Why do some people with CF do so very well? What are they doing right? These issues will be discussed at our upcoming CF Conference on August 7 – 9, 1998 in Palo Alto, California. It has been documented that many people with cystic fibrosis know a great deal about their disease and take very good care of themselves. Other people with CF may not have the resources or necessary information to take the best possible care of themselves and consequently their health may suffer, and that is one reason why we organize a CF Conference each year. Those who know how to take good care of themselves will not only feel better in the present, but they will benefit further as new controls for cystic fibrosis become available. Margaret DeLano, M.D., CFRI Medical Advisor and RAC Chair as well as Richard Moss, M.D., Director of the CF Treatment Center at Packard Children’s Hospital at Stanford, both agree that the degree to which CF patients take care of themselves determines how well they do. Dr. DeLano states, "How well a patient does is 10% genetic and 90% environmental." Despite the small descrepancy on their percentages, the message from these CF specialists is clear and it means good news for CF patients.

Genes received from parents determine each person’s genetic makeup. Environmental factors include a clear understanding of cystic fibrosis, quality medical care, compliance with daily health routines and medicines, positive attitudes and helpful outlets for emotions, comprehensive insurance benefits, individualized healthful nutrition, successful strategies for coping with the disease and knowledge about state-of-the-art CF interventions.
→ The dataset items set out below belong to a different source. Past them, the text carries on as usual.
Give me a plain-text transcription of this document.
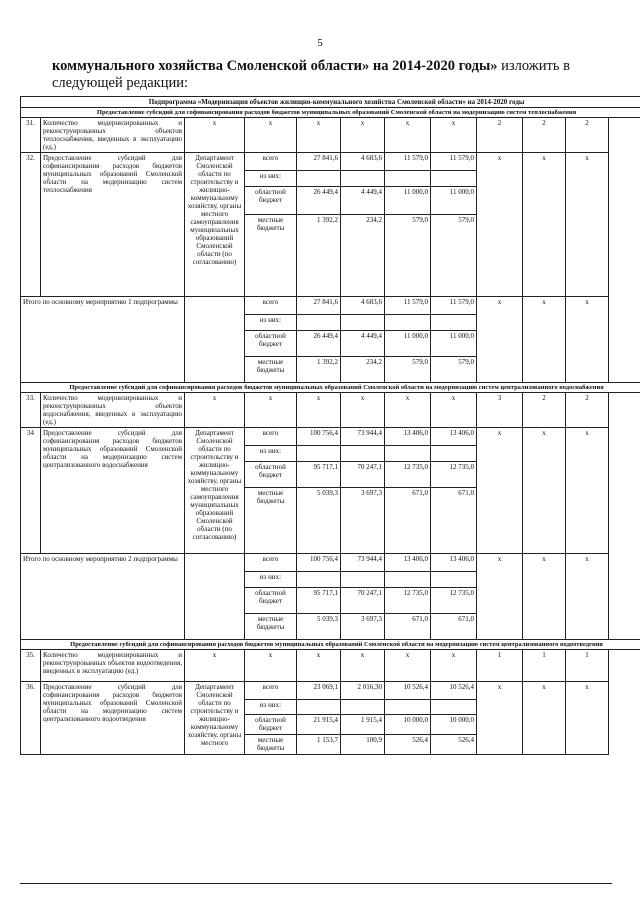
5
коммунального хозяйства Смоленской области» на 2014-2020 годы» изложить в следующей редакции:
Подпрограмма «Модернизация объектов жилищно-коммунального хозяйства Смоленской области» на 2014-2020 годы										
Предоставление субсидий для софинансирования расходов бюджетов муниципальных образований Смоленской области на модернизацию систем теплоснабжения										
31.	Количество модернизированных и реконструированных объектов теплоснабжения, введенных в эксплуатацию (ед.)	х	х	х	х	х	х	2	2	2
32.	Предоставление субсидий для софинансирования расходов бюджетов муниципальных образований Смоленской области на модернизацию систем теплоснабжения	Департамент Смоленской области по строительству и жилищно-коммунальному хозяйству, органы местного самоуправления муниципальных образований Смоленской области (по согласованию)	всего	27 841,6	4 683,6	11 579,0	11 579,0	х	х	х
			из них:							
			областной бюджет	26 449,4	4 449,4	11 000,0	11 000,0			
			местные бюджеты	1 392,2	234,2	579,0	579,0			
Итого по основному мероприятию 1 подпрограммы			всего	27 841,6	4 683,6	11 579,0	11 579,0	х	х	х
			из них:							
			областной бюджет	26 449,4	4 449,4	11 000,0	11 000,0			
			местные бюджеты	1 392,2	234,2	579,0	579,0			
Предоставление субсидий для софинансирования расходов бюджетов муниципальных образований Смоленской области на модернизацию систем централизованного водоснабжения										
33.	Количество модернизированных и реконструированных объектов водоснабжения, введенных в эксплуатацию (ед.)	х	х	х	х	х	х	3	2	2
34	Предоставление субсидий для софинансирования расходов бюджетов муниципальных образований Смоленской области на модернизацию систем централизованного водоснабжения	Департамент Смоленской области по строительству и жилищно-коммунальному хозяйству, органы местного самоуправления муниципальных образований Смоленской области (по согласованию)	всего	100 756,4	73 944,4	13 406,0	13 406,0	х	х	х
			из них:							
			областной бюджет	95 717,1	70 247,1	12 735,0	12 735,0			
			местные бюджеты	5 039,3	3 697,3	671,0	671,0			
Итого по основному мероприятию 2 подпрограммы			всего	100 756,4	73 944,4	13 406,0	13 406,0	х	х	х
			из них:							
			областной бюджет	95 717,1	70 247,1	12 735,0	12 735,0			
			местные бюджеты	5 039,3	3 697,3	671,0	671,0			
Предоставление субсидий для софинансирования расходов бюджетов муниципальных образований Смоленской области на модернизацию систем централизованного водоотведения										
35.	Количество модернизированных и реконструированных объектов водоотведения, введенных в эксплуатацию (ед.)	х	х	х	х	х	х	1	1	1
36.	Предоставление субсидий для софинансирования расходов бюджетов муниципальных образований Смоленской области на модернизацию систем централизованного водоотведения	Департамент Смоленской области по строительству и жилищно-коммунальному хозяйству, органы местного	всего	23 069,1	2 016,30	10 526,4	10 526,4	х	х	х
			из них:							
			областной бюджет	21 915,4	1 915,4	10 000,0	10 000,0			
			местные бюджеты	1 153,7	100,9	526,4	526,4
While faulty genes cannot yet be altered, environmental influences can be constantly assessed and improved.

People with CF have different regimens that have been specifically prescribed by their physicians and care-providers. Do these regimens represent the best in CF medicine? Do other CF doctors consider the treatments that your doctor is recommending to be the best? Come to the CF Conference and find out. Also meet with and discuss treatments with other CF patients. Knowledge and self-management are the key to every CF patients’ current and future health, and ultimately their survival. And finally, look also at our feature article on summer health in this issue that discusses various health regimens of people with cystic fibrosis.

To further enhance the quality and scope of information provided, we are sponsoring this conference jointly with another CF organization, the United States Adult Cystic Fibrosis Association (USACFA). We are greatly strengthened every time we share our ideas, not only with each other, but also with any other group that supports people with CF and their families. Our joint conferences have brought in speakers and attendees from all over the world. We have learned of the varying methods of CF treatment, and the startling differences in life expectancies the world over from these experts. With this information we gain choices, flexibility, friendships, a greater sense of community and ultimately, a higher quality of life. We don’t tell people what to do; we equip them with information to make their own choices. How can anyone choose to miss this conference?

See you at the CF Conference in August!